Khadafy spoke by satellite Sunday to the 1985 Nation of Islam International Savior's Day Convention, hosted by Louis Farrakhan, whose controversial remarks last year prompted the Rev. Jesse Jackson to repudiate Farrakhan during Jackson's campaign for the Democratic presidential nomination.
Speaking in broken English, Khadafy urged the 400,000 black soldiers in the U.S. Army to leave the military and create a separate force.
'You have the force. You have the soldiers,' Khadafy told an estimated 13,000 people at the convention. 'Call them now to leave immediately. This number is enough to create a strong army to the future enemy. We are ready to give you arms because your cause is just.'
Khadafy, introduced by Farrakhan as a 'fellow struggler in the cause of liberation for our people,' assured blacks who take up his call that he would fight beside them.
'We are with you. Don't worry. You have to trust us. We will fight together shoulder by shoulder. The final victory will be soon,' he said.
'This country must be destroyed,' Khadafy said. 'They (white Americans) refuse to accept you as American citizens. This means you are obliged to create a separate and independent state.'
He said whites have sealed their fate by failing to accept blacks: 'The whites force you to do this by refusing you in political and social life.'
Farrakhan also called for an end to white America.
'It would be an act of mercy to end the white man's world because your world is killing you and us and all of humanity,' he said. He called on American Indians and 'whites of good will' to join the fight.
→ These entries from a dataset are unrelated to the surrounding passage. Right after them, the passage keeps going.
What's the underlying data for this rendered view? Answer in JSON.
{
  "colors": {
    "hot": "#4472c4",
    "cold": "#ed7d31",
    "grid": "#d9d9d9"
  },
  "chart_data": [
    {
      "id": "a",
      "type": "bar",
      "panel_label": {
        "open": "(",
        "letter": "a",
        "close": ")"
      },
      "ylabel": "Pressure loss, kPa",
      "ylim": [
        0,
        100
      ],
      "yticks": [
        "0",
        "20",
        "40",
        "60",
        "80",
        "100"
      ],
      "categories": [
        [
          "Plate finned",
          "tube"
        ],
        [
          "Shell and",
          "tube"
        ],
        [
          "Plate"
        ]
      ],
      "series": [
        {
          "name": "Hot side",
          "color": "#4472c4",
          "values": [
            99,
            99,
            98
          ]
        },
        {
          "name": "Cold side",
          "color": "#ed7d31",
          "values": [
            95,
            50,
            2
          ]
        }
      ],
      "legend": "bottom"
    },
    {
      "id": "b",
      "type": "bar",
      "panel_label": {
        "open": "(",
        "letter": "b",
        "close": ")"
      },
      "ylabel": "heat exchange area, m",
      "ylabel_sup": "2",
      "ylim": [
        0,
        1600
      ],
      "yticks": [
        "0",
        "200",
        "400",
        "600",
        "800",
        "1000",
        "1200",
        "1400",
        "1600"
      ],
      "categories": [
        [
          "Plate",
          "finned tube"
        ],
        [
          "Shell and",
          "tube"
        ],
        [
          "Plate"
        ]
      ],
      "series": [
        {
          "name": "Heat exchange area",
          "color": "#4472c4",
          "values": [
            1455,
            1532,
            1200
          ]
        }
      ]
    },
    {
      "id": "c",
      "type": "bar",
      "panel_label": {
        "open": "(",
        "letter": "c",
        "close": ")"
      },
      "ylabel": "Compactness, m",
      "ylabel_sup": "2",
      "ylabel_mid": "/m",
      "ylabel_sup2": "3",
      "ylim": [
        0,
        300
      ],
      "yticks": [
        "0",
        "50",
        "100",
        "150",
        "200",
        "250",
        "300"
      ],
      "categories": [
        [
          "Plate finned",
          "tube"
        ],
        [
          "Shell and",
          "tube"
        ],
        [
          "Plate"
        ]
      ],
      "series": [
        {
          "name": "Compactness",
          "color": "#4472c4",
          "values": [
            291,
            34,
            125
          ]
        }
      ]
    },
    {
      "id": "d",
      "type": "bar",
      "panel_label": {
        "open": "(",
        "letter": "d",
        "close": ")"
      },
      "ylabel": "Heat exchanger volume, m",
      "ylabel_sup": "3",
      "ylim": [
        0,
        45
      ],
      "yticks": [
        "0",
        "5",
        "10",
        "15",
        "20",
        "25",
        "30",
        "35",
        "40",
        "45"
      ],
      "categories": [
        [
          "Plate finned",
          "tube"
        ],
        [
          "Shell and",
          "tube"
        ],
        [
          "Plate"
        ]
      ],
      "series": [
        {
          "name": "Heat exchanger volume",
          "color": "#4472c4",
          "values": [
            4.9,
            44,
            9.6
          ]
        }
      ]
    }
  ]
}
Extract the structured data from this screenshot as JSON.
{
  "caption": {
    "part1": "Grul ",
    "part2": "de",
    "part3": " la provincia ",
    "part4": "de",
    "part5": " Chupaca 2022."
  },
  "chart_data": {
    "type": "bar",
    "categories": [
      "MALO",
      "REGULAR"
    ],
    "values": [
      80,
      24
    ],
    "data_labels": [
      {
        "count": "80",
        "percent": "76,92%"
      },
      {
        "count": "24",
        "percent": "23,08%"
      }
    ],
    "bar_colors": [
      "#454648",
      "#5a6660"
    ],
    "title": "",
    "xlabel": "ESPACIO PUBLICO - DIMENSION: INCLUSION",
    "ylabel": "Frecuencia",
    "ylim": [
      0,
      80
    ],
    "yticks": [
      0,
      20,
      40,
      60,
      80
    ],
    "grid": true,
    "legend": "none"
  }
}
Last year, Farrakhan, who had endorsed Jackson, created controversy by describing Adolf Hitler as 'a great man' and Judaism a 'gutter relgion.' Jackson later called the remarks 'reprehensible and morally indefensible.'
At the convention, Farrakhan rebuked black leaders for looking to the government for assistance, and praised the president for cutting entitlement programs.
'Thank God for Ronald Reagan,' Farrakhan said. 'Don't look to the same white father that your slave-mentality grandparents looked to. You've got to look to yourself.'
Farrakhan called for the formation of a group called People Organized Working for Economic Rebirth to estblish a black-run corporation to supply goods and services in the black community.